25. D’autre part, l’exemple des pays scandinaves montre qu’il est possible d’améliorer la participation des femmes au marché du travail en élaborant et en mettant en œuvre une politique sociale de grande envergure. Ces avancées ont notamment été rendues possibles en proposant des services de garde d’enfants gratuits ou à des coûts abordables. Les systèmes de congé parental et de maternité contribuent également à une participation élevée des femmes au marché du travail.
26. Dans ce contexte, je souhaiterais rappeler la pertinence de la résolution et du plan d’action sur «L’égalité entre les femmes et les hommes: combler le fossé entre l’égalité de jure et de facto», adoptés en 2010 lors de la 7e réunion de la Conférence du Conseil de l'Europe des ministres responsables de l’égalité entre les femmes et les hommes à Bakou.
27. La résolution en question invite le Comité des Ministres à développer des politiques et des mesures spécifiques, notamment des actions positives, y compris des mesures temporaires spéciales, pour éliminer toute forme de discrimination à l’encontre des femmes et combler le fossé entre l’égalité de jure et de facto. Elle recommande également que des mesures soient prises dans des domaines tels que l’aménagement du temps de travail, la suppression des discriminations entre les femmes et les hommes sur le marché du travail, notamment les inégalités salariales et le développement des services, avec les moyens financiers appropriés, en faveur des familles.

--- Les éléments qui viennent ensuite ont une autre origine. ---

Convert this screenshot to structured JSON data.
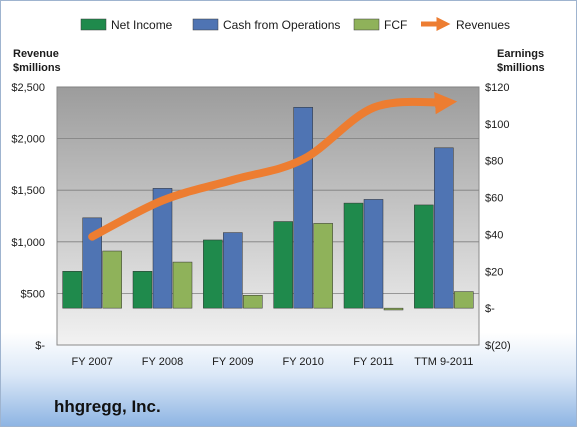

28. Les Etats membres du Conseil de l'Europe devraient faire tout ce qui est en leur pouvoir pour mettre en œuvre ces recommandations et soutenir le plan d’action. La réalisation de l’égalité de fait entre les femmes et les hommes est l’un des objectifs majeurs de notre Organisation et contribue également à ce que l’Europe devienne une société plus juste et plus riche.